North Mississippi Allstars

Saturday, June 15, at the Agora Theatre.

"I'm in the mud and the mud's in me."

So sings North Mississippi Allstars frontman Luther Dickinson near the end of the Allstars' second album, 51 Phantom. On the one hand, it's a declaration of loyalty to the band's Mississippi hill country roots, but it's also an explanation of what makes this band special.

Unlike most hard-rock bluesmen, the Allstars didn't have to learn the ropes by studying records. It was in the air, in the nearby juke joints, and yeah, in the mud of their native South. Luther Dickinson and his drumming brother Cody sound like exactly what they are: two brothers who've been playing together since they were in grade school, with a telepathic understanding of each other's moves.

Though the entire trio is solid, the star of the band is clearly Luther. A monumentally gifted guitarist, he's to Duane Allman what Stevie Ray Vaughan was to Jimi Hendrix: an earnest disciple who has thoroughly absorbed his mentor's style and added enough regional wrinkles of his own to create a fresh new guitar-hero vocabulary.
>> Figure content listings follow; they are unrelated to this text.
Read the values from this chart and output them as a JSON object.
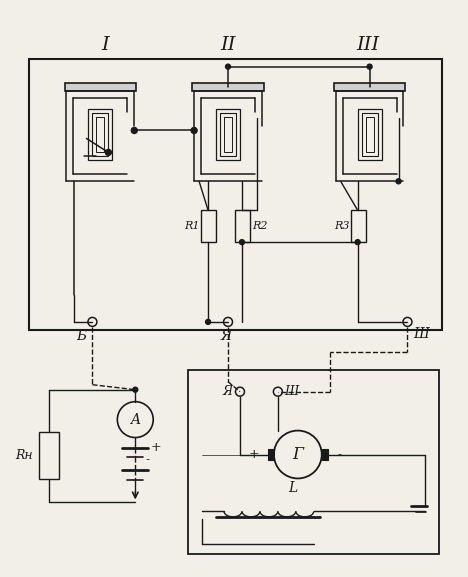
{
  "bg": "#f2efe9",
  "lc": "#1a1a1a",
  "I": "I",
  "II": "II",
  "III": "III",
  "B": "Б",
  "Ya": "Я",
  "Sh": "Ш",
  "R1": "R1",
  "R2": "R2",
  "R3": "R3",
  "A": "A",
  "G": "Г",
  "L": "L",
  "Rn": "Rн"
}
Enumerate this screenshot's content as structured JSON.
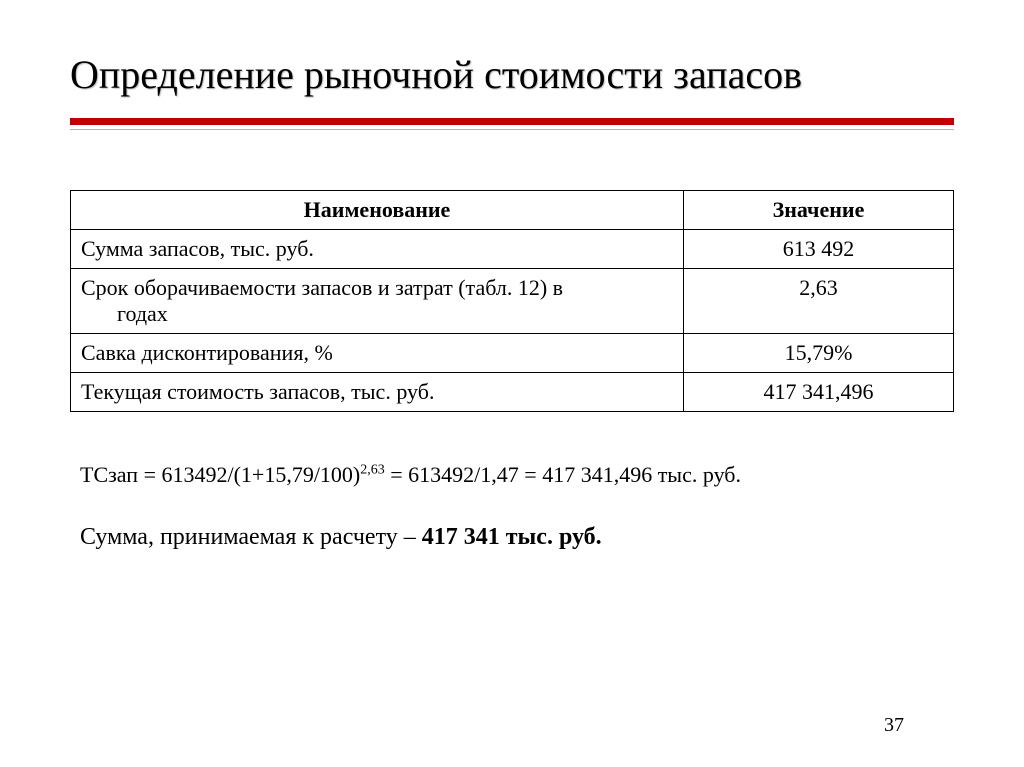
{
  "title": "Определение рыночной стоимости запасов",
  "table": {
    "header_name": "Наименование",
    "header_value": "Значение",
    "rows": [
      {
        "name": "Сумма запасов, тыс. руб.",
        "name_extra": "",
        "value": "613 492"
      },
      {
        "name": "Срок  оборачиваемости    запасов  и  затрат  (табл.  12)  в",
        "name_extra": "годах",
        "value": "2,63"
      },
      {
        "name": "Савка дисконтирования, %",
        "name_extra": "",
        "value": "15,79%"
      },
      {
        "name": "Текущая стоимость запасов, тыс. руб.",
        "name_extra": "",
        "value": "417 341,496"
      }
    ]
  },
  "formula": {
    "lhs": "ТСзап",
    "eq1": " = 613492/(1+15,79/100)",
    "exp": "2,63",
    "eq2": " = 613492/1,47 = 417 341,496 тыс. руб."
  },
  "summary_prefix": "Сумма, принимаемая к расчету – ",
  "summary_bold": "417 341 тыс. руб.",
  "page_number": "37",
  "colors": {
    "rule_red": "#c00000",
    "rule_gray": "#b0b0b0",
    "text": "#000000",
    "background": "#ffffff"
  }
}
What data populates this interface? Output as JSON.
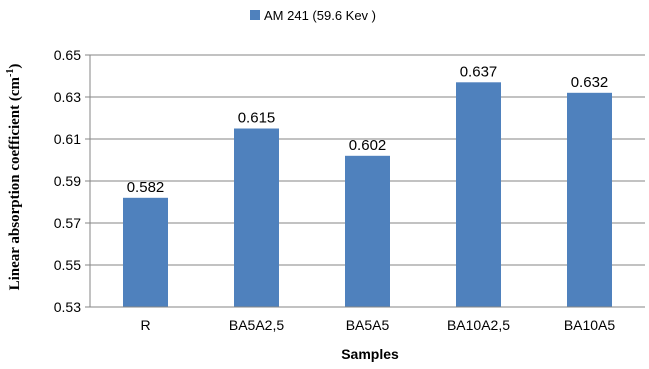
{
  "chart_data": {
    "type": "bar",
    "categories": [
      "R",
      "BA5A2,5",
      "BA5A5",
      "BA10A2,5",
      "BA10A5"
    ],
    "series": [
      {
        "name": "AM 241 (59.6  Kev )",
        "values": [
          0.582,
          0.615,
          0.602,
          0.637,
          0.632
        ]
      }
    ],
    "data_labels": [
      "0.582",
      "0.615",
      "0.602",
      "0.637",
      "0.632"
    ],
    "xlabel": "Samples",
    "ylabel_main": "Linear absorption coefficient (cm",
    "ylabel_sup": "-1",
    "ylabel_end": ")",
    "ylim": [
      0.53,
      0.65
    ],
    "yticks": [
      "0.53",
      "0.55",
      "0.57",
      "0.59",
      "0.61",
      "0.63",
      "0.65"
    ],
    "grid": true,
    "legend_position": "top-center",
    "bar_color": "#4f81bd",
    "grid_color": "#868686"
  }
}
One snag is that Luther's not much of a singer. As a vocalist, he's kind of in the young Keith Richards mold: a natural sense of phrasing and a spirit that's willing, but thin, raspy pipes that won't cooperate. But even if these guys don't yet have any classics of their own to add to the blues-rock canon, they're still plying the form with more verve than just about anybody out there right now.